Ein Kommentar

Der TSV 1860 München kommt über ein 1:1 nicht hinaus. Das heißt, man geht mit nur 1 Punkt nach Hause. Zugegeben, im ersten Moment war auch ich enttäuscht. Doch manchmal muss man einfach ein wenig Zeit verstreichen lassen, einen Blick auf die Tabelle werfen und nach vorne schauen. Die einen Fans sehen es mit einer durchaus nüchternen Gelassenheit. Immerhin führt man mit noch 4 Punkten vor Nürnberg. Und der Zweitplatzierte hat sogar 1 Spiel mehr. Die anderen schwören förmlich eine Weltuntergangsstimmung herauf. Sehen uns als Dauergast in der Regionalliga. Die Internet-Ultras sehen sogar eine Verschwörung. Die Mannschaft darf nicht gewinnen, weil genau das der Auftrag des Vereins ist. Wir können Regionalliga und wir wollen für alle Ewigkeit Regionalliga. Dan Brown (Autor von Illuminati) platzt vor Neid vor so viel Fantasie in Sachen Verschwörung.

Tatsache ist: Wir sind Tabellenführer. In diesem Jahr kann keine andere Mannschaft an den Löwen vorbeiziehen. Selbst, wenn wir das letzte Spiel im Jahr 2017 verlieren (Freitag, 19.00 Uhr gegen den SV Schalding-Heining), bleiben wir ganz oben. Panik ist also überhaupt nicht angebracht, im Gegenteil. Nüchtern betrachtet ist es durchaus verständlich, dass nach dem wahnsinnig erfolgreichen Start in die Regionalliga Bayern irgendwann einmal eine kleinere Durststrecke kommt. Und die Winterpause ist nun wirklich wichtig. Spieler und Trainer sind sicherlich ausgelaugt. Es wird Zeit, dass die Spieler zur Ruhe kommen. Dass man einige Niederlagen vollkommen gelassen noch einmal Revue passieren lässt und im Trainingslager neue Energie tankt. Nie war der mediale Druck für einige Spieler größer, bedenkt man, dass einige im letzten Jahr in der gleichen Liga gespielt, aber sich im Endeffekt maximal 500 Leute dafür interessiert haben. Man wird als Tabellenführer in die Winterpause gehen. In eine Pause, die allen guttun wird und die wichtig ist.

Sicher, unsere Spieler sind Profis. Sie müssen morgen nicht um 6.00 Uhr zur Arbeit wie vermutlich die meisten Rosenheimer Spieler. Aber man darf auch nicht vergessen, dass sie einen deutlich höheren Druck hatten. Dass sie auch mental mehr leisten müssen. Hinter dem gesamten Konstrukt der Löwen steht trotz tiefem Fall in die Regionalliga ein wahnsinniges Medien-Spektakel.

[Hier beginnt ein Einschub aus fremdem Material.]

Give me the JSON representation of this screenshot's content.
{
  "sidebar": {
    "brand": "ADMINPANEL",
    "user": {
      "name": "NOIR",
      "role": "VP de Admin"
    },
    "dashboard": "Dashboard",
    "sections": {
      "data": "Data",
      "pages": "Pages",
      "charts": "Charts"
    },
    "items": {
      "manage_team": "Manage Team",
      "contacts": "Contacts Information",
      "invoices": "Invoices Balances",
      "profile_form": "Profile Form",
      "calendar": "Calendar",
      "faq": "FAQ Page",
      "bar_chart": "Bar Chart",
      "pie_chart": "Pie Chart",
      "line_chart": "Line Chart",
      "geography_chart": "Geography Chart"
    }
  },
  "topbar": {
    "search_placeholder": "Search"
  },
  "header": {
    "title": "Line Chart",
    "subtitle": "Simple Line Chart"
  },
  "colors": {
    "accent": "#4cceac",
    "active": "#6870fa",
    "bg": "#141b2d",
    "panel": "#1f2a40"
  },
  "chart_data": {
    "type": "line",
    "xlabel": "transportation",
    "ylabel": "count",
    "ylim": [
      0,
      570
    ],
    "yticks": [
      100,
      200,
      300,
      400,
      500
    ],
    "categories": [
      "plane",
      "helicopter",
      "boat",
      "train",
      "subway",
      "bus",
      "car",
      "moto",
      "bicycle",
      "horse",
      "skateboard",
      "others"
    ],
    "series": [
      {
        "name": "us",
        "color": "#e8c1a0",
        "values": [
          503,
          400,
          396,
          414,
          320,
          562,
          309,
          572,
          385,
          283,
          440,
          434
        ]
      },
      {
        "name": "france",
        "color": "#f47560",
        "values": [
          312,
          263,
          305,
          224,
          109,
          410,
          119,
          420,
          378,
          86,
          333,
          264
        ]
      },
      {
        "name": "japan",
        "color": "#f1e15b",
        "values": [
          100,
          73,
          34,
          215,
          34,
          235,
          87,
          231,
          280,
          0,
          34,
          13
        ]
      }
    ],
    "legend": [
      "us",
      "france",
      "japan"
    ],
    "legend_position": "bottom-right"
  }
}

Weltuntergangsstimmung? Das verbreiten diejenigen, die nicht wollen, dass wir aufsteigen. Witzigerweise sind das genau diejenigen, die uns schnellstmöglich in der 2. Bundesliga wiedersehen wollen. Aber im Endeffekt wollen sie vor allem eines nicht: Dass man mit der aktuellen Vereinskonstellation aufsteigt. Sie wollen Recht behalten. Und das geht nur, wenn wir nicht aufsteigen. Wenn aus ihrer Sicht die Vereinsführung versagt. Dass sie mit ihrem Wunschdenken auch die junge Mannschaft und Daniel Bierofka die Hoffnung verwehren wollen, das erschreckt ungemein.

Ich freue mich vor allem auf Freitag. Wenn es wieder ins Grünwalder Stadion geht. Als Tabellenführer. Als Favorit. Wenn ich Weltuntergangsstimmung haben möchte, dann schaue ich mir 2012 von Roland Emmerich an. Nicht die Löwen.